There is a horrific nature to the way the violin just interrupts the peaceful mechanics of our lives, rather than a predictable score, this music sears through the heart, leaves the mind gasping for air, and finally when thoughts are allowed to produce themselves, the words that land on paper are sometime revealing, always personal if not painful in their retelling of a moment in our lives.
Today, my world is addressing a weekend I’d rather sleep through than endure. A weekend where a travel would always take me away from someone I love. Over the past years, this person I love has held onto a fantasy that included me and it wasn’t until it was too late that it was revealed to me whenever I left, my distance hurt her to the bone.

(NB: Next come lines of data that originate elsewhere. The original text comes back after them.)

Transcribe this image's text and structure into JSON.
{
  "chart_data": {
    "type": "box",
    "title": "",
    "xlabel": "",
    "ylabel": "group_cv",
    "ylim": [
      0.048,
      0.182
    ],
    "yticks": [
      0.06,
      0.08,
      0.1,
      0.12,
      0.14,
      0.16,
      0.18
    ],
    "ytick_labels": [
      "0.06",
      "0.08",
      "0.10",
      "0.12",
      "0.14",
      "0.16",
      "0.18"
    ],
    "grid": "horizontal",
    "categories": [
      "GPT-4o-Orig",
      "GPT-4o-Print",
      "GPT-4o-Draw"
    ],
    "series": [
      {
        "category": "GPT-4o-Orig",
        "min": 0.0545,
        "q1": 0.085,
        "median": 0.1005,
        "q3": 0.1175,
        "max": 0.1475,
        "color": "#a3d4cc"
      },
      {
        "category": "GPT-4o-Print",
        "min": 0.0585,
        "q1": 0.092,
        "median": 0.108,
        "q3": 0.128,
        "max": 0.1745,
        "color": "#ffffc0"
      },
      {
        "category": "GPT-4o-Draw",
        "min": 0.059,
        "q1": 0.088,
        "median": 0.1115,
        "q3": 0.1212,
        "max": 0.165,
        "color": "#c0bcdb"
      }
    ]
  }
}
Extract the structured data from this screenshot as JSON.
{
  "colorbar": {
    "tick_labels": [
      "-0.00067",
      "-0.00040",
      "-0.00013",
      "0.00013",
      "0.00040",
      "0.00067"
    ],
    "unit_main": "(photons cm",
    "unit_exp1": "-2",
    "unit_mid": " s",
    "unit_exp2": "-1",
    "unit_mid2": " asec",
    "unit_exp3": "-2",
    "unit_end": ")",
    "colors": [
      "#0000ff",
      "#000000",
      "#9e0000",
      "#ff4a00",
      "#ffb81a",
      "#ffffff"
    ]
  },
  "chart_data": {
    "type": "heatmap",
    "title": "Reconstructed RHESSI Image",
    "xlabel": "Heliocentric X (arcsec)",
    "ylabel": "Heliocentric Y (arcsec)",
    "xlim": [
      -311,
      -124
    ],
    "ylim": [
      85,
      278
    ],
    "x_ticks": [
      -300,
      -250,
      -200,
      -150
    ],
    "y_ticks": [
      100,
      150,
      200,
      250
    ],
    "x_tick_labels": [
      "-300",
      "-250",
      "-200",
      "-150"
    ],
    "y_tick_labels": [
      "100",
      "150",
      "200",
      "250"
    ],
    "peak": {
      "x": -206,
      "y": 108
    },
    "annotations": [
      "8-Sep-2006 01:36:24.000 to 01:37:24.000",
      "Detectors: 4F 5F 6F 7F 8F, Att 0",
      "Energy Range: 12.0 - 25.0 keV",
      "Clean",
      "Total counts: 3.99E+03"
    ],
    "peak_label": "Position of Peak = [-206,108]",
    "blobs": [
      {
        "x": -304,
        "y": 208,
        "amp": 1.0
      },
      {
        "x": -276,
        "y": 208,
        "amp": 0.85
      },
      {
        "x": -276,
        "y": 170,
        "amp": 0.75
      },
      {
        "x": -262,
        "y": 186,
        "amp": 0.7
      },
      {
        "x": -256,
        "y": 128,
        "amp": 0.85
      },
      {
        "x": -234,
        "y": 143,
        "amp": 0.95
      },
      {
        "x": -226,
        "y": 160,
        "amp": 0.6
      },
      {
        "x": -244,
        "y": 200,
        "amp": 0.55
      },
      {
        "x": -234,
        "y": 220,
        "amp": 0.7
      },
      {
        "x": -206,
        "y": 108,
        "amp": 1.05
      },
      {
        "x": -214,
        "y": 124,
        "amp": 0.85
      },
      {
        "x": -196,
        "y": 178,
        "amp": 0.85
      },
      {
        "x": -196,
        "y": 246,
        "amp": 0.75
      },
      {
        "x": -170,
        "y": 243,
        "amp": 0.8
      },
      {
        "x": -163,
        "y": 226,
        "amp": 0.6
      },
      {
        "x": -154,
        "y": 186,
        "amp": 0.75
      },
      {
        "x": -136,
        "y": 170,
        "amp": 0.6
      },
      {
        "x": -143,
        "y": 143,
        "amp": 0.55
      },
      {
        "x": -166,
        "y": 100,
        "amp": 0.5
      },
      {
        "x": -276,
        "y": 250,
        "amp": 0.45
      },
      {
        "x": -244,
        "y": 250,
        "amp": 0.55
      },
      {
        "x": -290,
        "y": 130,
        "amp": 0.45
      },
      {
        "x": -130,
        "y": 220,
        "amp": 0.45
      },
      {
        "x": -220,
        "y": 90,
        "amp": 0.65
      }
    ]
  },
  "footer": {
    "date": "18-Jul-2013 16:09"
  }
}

Today, life is different and she hopefully will begin to trust what I implored with her whenever I was gone. That my love and desire and passion for her would rip through my heart, because even though our time together as forbidden as it were, to know the distance would limit our communication would devastate me. A certain ask for presence was something I tried so hard to understand, but failed miserably so many times. Though it wasn’t as I said until later, it was a two way street, not a one way carriage toward tragedy I always felt it to be.
So today I am on the early leg of the journey, the memory, timing each hour wafting through my mind for a variety of reasons but one, certainly I wish I could tell her personally. The time away was ritualistic but now it is clearly something was missing in the place and company. It was and will always be her.